Verslag van de lezing over ‘Winterfeesten: van Sint-Maarten tot Pasen’ op 13 december 2022 door Ineke Strouken

Het loopt al tegen acht uur en in de zaal is het nog redelijk rustig. Zou de kou of koning voetbal daar debet aan zijn? Aan de lezing van vanavond zal het vast niet liggen, stelt onze voorzitter Wim Konings vast. Hij heet iedereen van harte welkom, in het bijzonder Ineke Strouken, de spreekster van deze avond. Hij spreekt de hoop uit dat we een bijzondere avond tegemoet zullen gaan. En wenst iedereen veel luisterplezier toe.
Ineke neemt het woord en stelt zichzelf eerst even voor. Ze heeft 32 jaar als directeur leiding gegeven aan het Nederlands Centrum voor Volkscultuur en het Kenniscentrum Immaterieel Erfgoed Nederland. In die functie was zij projectleider van grote projecten, zoals het Jaar van de Tradities (2009). Het geven van informatie over tradities die geworteld zijn in het dagelijks leven is haar passie. En die passie straalt ze in ieder geval zeker uit. In bijna twee uur neemt ze haar gehoor mee door de barre winterperiodes zoals die er vroeger vaak waren. Honger, kou en ontberingen waren voor veel mensen helaas dagelijkse kost in die tijd. Daarom werd tot ver in de negentiende eeuw het jaar opgedeeld in twee periodes: de goede en de slechte tijd. De slechte of moeilijke tijd begon op Sint-Maarten, 11 november en eindigde met Pasen. In de slechte periode was het belangrijk om zuinig om te gaan met licht, brandstof en voedsel, om zo de winter door te komen.

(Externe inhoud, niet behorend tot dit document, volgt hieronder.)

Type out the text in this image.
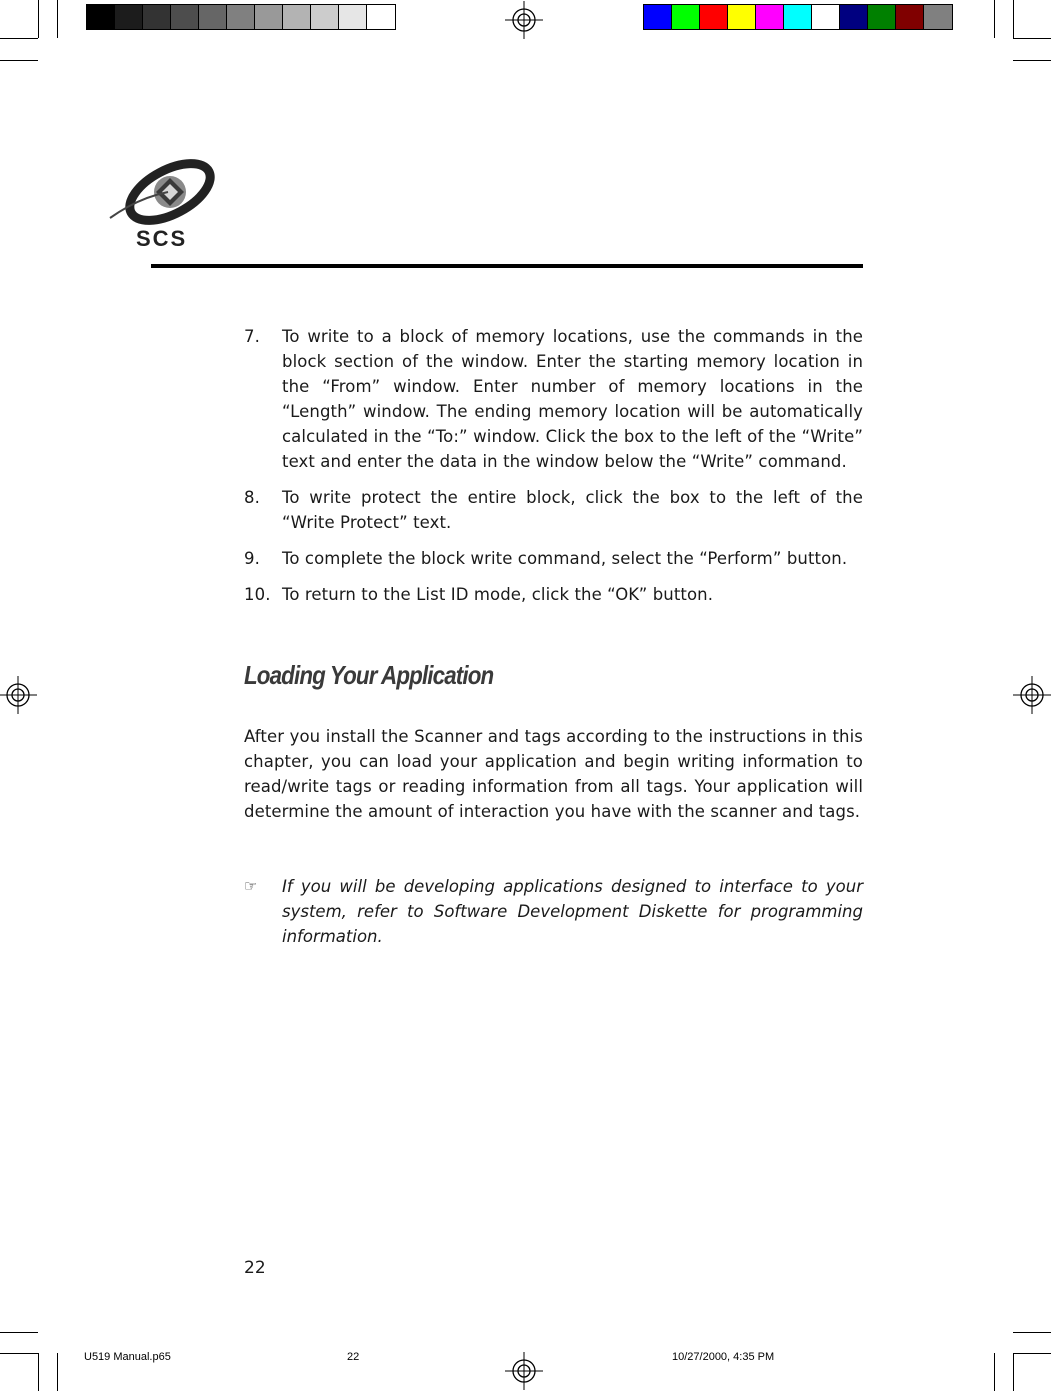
SCS
7.	To write to a block of memory locations, use the commands in the block section of the window. Enter the starting memory location in the “From” window. Enter number of memory locations in the “Length” window. The ending memory location will be automatically calculated in the “To:” window. Click the box to the left of the “Write” text and enter the data in the window below the “Write” command.
8.	To write protect the entire block, click the box to the left of the “Write Protect” text.
9.	To complete the block write command, select the “Perform” button.
10. To return to the List ID mode, click the “OK” button.
Loading Your Application
After you install the Scanner and tags according to the instructions in this chapter, you can load your application and begin writing information to read/write tags or reading information from all tags. Your application will determine the amount of interaction you have with the scanner and tags.
☞	If you will be developing applications designed to interface to your system, refer to Software Development Diskette for programming information.
22
U519 Manual.p65	22	10/27/2000, 4:35 PM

Dat was voor de kerk o.a. de reden om christelijke feestdagen in te stellen om zo de mensen door de winter te helpen. Deze dagen waren lichtpuntjes voor de mensen in deze letterlijke en figuurlijke donkere periode. Op deze feestdagen mochten mensen bedelen en werden beter gesitueerden gemaand om wat meer naar de armen om te zien. Twee vastenperiodes zorgden er mede voor dat mensen spaarzaam met hun voedsel omgingen.
SintMaartenTot aan 11 november was het zaak om voedsel te verzamelen om de winter door te komen. Men kon eten inkuilen, pekelen, drogen en suikeren. Wecken kwam pas begin 20e eeuw en dat betekende een hele verbetering in het bewaren van voedsel. Voor verwarming was men aangewezen op open houtvuurtjes; later komen pas de kachels, de kolen en de stoven. Vooral de stoof bij vrouwen blijkt een pikant gebeuren te zijn geweest. Men droeg lange rokken en geen of een open onderbroek. Zette men daar een stoof onder, dan steeg de warmte op en zo werd je hele lichaam lekker warm. De aanwezigen konden zich daar wel wat bij voorstellen, gezien de hilariteit in de zaal. Maar dit terzijde. De christelijke feestdagen begonnen met de naamdagen van heiligen. Sint-Maarten 11 november en Sint-Nicolaas 6 december.
Dit zijn de zogenaamde geefheiligen. Sint-Maarten deelde zijn mantel met een bedelaar en Sint-Nicolaas deelde ook allerlei geschenken uit aan de armen. Dus de rijken konden deze dagen goeddoen aan de armen, en de armen mochten ook bedelen deze dag. Deze traditie bestaat nog steeds, al gaan er nu kinderen langs de deuren om snoep of een centje op te halen. Op Sint-Maarten werd ook de jaarlijkse pacht betaald en kon er van dienstverband worden gewisseld.
Met Sinterklaas werden er ook speculaaspoppen gegeven die voedzaam en lang houdbaar waren, ook suikergoed en marsepein werden gegeven. Dit gaf energie en was ook lang te bewaren en dus te gebruiken. Het was ook gebruikelijk elkaar een spiegel voor te houden door middel van gedichten. Het sinterklaasfeest, zoals wij dat nu kennen, is pas in 1850 ontstaan met Zwarte Piet en stoomboot. Allemaal in navolging van een boek, geschreven door Jan Schenkman die tegen slavenhandel was. Dus de tegenwoordige pietendiscussie heeft geen wortel in die geschiedenis. Na een paar vastenweken komen we uit op Kerst, waarin we de geboorte van Jezus gedenken. Deze periode valt ongeveer gelijk met de zonnewende waarmee de overwinning van de zon - het licht wint van het duister - gevierd werd. Het enige voedsel dat je dan kon vergaren was vis of gevogelte. In deze periode mocht er ook wild gestroopt worden; vandaar dat wij nu nog wild op het kerstmenu hebben. In deze periode tot en met oud en nieuw mocht er ook weer gebedeld worden, maar er werden ook pakketten met eten gegeven aan de armen. Daar komt de traditie van onze kerstpakketten vandaan. Ook de nieuwjaarswensen zijn daarvan afgeleid. Vroeger ging men met zulke wensen op papier langs de deur en kreeg men er wat voor. Ook beroepsgroepen deden dat, waarvan we nu alleen nog maar de krantenbezorgers langs zien komen.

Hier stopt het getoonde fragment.